A tal proposito, è emerso un approccio completamente diverso. Quest’ultimo è stato evidenziato da un team guidato da James Fong all’Università della California, Berkeley. Invece di modulare lo spettro della luce emessa, ha scelto di agire direttamente sulla retina. Stimolando cellule cono specifiche con precisione spaziale tramite impulsi laser mirati. Tale metodo, chiamato metamerismo spaziale, consente di attivare selettivamente solo determinati fotorecettori. In particolare le cellule cono M, associate alla percezione delle lunghezze d’onda medie, cioè del verde.

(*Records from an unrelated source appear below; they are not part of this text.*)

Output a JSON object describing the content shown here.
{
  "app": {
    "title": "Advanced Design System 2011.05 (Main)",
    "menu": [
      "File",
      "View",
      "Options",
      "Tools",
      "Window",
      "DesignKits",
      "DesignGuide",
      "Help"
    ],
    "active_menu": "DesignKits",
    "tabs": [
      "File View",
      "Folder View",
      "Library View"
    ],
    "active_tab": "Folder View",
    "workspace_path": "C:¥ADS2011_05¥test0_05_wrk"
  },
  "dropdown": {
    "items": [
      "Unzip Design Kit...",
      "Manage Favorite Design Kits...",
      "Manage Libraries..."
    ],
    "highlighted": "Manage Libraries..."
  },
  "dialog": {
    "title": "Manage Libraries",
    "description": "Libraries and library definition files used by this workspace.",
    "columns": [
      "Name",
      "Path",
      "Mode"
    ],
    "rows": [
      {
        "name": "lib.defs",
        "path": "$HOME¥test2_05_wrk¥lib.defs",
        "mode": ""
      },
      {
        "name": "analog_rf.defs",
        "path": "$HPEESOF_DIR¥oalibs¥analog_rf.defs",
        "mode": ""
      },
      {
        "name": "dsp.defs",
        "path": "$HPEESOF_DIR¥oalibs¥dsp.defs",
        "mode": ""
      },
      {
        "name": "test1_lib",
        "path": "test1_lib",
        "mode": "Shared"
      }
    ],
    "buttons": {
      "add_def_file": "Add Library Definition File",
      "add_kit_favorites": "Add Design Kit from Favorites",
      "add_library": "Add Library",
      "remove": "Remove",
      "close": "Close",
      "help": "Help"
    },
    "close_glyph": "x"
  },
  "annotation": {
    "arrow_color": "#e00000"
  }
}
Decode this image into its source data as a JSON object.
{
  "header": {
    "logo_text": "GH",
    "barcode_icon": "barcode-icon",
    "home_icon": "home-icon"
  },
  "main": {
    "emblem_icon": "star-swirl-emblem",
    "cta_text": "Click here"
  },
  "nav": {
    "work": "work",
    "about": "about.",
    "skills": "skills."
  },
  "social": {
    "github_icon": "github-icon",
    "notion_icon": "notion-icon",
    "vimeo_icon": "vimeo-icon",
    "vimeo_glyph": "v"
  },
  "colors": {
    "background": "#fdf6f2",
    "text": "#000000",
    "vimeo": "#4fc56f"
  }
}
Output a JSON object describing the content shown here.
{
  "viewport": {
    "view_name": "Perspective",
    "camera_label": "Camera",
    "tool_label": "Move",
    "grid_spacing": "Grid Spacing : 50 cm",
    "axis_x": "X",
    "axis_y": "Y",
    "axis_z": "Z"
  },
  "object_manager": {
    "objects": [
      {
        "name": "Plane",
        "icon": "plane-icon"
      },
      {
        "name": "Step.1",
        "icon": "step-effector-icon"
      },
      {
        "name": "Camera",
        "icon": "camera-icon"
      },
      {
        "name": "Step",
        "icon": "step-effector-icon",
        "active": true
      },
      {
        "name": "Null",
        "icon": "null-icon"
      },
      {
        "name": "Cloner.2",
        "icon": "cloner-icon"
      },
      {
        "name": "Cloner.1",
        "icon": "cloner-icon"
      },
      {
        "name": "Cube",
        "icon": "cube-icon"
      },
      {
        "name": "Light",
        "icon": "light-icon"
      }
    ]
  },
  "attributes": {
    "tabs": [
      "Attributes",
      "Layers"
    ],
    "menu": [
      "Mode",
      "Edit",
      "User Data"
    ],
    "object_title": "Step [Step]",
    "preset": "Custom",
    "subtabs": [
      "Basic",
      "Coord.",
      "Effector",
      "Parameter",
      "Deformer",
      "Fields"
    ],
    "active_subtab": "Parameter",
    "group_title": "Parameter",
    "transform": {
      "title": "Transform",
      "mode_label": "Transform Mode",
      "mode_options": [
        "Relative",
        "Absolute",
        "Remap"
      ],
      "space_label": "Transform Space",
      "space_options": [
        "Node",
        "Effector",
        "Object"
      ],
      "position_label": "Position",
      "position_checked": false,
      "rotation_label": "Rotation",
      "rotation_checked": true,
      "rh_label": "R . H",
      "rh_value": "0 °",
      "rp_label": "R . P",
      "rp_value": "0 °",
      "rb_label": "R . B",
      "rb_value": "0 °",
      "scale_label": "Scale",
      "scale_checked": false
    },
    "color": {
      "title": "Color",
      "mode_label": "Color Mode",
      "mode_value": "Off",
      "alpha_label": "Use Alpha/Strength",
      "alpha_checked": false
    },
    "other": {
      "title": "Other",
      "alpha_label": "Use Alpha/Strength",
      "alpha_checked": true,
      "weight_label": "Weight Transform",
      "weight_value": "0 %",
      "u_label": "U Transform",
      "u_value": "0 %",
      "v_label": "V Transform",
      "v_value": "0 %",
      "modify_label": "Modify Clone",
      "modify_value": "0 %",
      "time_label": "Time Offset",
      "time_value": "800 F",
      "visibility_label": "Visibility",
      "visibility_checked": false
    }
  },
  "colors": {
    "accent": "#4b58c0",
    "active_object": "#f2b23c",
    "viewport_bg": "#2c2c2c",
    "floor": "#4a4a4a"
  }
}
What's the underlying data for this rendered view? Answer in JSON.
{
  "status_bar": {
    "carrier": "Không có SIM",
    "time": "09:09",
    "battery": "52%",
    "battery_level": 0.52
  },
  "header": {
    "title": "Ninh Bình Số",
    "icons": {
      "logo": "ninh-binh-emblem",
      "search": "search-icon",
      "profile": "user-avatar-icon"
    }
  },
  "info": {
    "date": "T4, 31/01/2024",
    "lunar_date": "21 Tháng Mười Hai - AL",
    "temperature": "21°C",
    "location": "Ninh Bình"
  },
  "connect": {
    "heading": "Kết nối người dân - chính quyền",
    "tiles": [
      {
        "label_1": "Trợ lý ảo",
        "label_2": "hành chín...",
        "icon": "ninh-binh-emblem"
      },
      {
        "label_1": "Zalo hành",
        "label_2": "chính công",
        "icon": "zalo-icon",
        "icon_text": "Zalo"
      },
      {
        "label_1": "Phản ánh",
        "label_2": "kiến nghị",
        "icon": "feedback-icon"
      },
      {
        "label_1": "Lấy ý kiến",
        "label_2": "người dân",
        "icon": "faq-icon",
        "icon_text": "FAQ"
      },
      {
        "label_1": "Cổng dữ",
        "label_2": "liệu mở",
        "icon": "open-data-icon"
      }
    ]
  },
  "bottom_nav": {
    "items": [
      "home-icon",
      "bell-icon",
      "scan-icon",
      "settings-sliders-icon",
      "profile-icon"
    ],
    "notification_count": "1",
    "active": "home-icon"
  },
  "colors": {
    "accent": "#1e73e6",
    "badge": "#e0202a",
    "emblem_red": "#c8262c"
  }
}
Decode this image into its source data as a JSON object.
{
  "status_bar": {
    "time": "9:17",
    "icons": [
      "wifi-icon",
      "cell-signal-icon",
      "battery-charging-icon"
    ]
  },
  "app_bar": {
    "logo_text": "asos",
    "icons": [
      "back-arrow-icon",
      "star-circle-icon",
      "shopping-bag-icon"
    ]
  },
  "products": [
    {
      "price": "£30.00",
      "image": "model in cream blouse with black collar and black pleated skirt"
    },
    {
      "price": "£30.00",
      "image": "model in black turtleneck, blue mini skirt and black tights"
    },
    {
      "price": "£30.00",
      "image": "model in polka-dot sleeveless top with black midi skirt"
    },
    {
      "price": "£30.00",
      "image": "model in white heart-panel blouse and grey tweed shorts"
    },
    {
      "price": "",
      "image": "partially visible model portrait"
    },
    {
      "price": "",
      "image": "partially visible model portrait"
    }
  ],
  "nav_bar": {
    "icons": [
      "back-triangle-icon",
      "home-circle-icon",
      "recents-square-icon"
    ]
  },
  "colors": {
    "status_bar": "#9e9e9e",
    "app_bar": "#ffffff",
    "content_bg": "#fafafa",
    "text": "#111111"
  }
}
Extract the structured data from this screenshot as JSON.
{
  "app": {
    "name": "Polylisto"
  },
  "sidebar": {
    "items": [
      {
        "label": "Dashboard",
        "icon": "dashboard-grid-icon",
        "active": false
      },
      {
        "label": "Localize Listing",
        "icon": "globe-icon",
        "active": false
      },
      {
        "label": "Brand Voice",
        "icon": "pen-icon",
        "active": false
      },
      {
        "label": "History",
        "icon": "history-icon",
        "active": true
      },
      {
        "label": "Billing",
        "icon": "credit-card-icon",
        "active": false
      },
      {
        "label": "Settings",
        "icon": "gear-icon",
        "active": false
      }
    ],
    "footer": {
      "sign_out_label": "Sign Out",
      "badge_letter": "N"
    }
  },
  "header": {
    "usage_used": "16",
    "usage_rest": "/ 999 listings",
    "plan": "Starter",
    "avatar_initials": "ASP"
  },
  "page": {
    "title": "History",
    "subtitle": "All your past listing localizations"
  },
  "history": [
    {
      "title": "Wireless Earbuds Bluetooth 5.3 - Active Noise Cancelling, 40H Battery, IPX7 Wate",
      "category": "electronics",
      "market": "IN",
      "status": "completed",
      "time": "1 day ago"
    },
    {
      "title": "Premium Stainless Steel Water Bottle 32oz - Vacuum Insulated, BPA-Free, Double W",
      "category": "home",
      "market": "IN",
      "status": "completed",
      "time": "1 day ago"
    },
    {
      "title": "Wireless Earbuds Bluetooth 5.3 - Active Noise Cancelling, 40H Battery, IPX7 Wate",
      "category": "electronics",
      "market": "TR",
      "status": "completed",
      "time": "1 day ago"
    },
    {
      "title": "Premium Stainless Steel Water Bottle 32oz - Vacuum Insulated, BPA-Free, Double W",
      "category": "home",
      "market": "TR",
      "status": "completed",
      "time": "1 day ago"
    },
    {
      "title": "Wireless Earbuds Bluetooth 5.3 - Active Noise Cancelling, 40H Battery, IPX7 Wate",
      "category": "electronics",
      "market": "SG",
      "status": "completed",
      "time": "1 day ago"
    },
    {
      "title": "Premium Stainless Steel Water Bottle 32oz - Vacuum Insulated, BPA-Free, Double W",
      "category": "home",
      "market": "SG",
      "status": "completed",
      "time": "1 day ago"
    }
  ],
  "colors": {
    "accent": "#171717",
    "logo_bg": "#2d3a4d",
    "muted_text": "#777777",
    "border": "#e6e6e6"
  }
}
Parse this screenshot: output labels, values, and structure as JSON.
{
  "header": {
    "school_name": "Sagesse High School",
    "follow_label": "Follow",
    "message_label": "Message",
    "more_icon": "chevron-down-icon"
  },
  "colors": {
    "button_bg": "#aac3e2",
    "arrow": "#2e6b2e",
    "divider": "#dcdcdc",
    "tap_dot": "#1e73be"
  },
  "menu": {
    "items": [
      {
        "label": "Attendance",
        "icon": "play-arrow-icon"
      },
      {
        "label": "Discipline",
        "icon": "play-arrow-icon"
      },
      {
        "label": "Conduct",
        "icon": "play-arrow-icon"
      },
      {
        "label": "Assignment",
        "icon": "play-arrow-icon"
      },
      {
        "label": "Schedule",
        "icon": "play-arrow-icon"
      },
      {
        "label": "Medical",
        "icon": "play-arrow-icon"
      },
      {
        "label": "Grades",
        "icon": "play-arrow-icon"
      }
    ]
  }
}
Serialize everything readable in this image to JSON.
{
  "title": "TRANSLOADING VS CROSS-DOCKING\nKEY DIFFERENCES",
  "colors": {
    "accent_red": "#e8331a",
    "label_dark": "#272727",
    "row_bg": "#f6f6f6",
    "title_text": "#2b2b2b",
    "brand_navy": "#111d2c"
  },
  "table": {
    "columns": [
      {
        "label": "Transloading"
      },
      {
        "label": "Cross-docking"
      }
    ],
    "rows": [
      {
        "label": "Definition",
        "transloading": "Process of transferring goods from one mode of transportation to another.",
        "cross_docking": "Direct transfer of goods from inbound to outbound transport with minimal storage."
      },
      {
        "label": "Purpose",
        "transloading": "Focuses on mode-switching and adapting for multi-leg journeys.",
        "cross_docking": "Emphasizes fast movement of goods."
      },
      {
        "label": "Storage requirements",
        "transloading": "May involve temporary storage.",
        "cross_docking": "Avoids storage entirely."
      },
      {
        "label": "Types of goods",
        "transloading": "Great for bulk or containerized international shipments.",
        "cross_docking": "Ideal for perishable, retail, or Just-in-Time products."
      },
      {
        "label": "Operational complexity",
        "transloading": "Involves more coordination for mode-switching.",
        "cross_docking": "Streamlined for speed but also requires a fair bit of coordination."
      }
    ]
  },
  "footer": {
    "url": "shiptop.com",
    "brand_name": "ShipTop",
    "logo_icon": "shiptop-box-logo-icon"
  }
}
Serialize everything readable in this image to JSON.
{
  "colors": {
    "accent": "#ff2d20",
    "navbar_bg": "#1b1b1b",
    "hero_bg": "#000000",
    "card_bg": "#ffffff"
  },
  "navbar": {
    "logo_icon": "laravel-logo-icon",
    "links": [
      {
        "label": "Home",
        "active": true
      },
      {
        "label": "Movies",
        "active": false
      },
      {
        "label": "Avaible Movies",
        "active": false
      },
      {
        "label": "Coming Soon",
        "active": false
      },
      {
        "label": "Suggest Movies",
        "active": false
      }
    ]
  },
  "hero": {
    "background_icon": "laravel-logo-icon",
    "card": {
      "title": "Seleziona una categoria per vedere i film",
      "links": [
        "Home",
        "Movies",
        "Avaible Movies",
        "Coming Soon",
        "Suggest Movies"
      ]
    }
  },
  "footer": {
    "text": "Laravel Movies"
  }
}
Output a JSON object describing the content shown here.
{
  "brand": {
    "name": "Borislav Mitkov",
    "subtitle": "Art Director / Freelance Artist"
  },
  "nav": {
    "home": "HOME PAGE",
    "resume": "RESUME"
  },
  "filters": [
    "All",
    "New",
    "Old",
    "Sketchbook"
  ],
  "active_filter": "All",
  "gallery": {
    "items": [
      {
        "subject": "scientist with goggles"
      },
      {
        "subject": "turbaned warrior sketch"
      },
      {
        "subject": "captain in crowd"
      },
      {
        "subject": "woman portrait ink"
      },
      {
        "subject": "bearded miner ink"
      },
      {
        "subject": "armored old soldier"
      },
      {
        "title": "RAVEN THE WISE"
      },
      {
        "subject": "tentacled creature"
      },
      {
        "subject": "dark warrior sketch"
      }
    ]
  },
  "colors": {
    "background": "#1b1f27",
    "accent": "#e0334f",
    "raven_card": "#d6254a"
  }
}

I risultati sono stati sorprendenti. I partecipanti all’esperimento hanno percepito una nuova tonalità, descritta come un blu-verde incredibilmente saturo, mai sperimentata prima. Non si tratta semplicemente di una variazione di colore esistente, ma di una vera e propria nuova esperienza visiva. Qualcosa che non rientra nel consueto spettro percepibile. Tale nuovo colore, per ora senza nome, rappresenta la prova tangibile che i confini della percezione umana sono più malleabili di quanto si sia mai creduto. Le implicazioni di tale scoperta sono profonde. In ambito clinico, Oz potrebbe aprire nuove strade nella correzione dei disturbi visivi, come il daltonismo. Ma tali innovazioni potrebbero coinvolgere anche innumerevoli altri settori.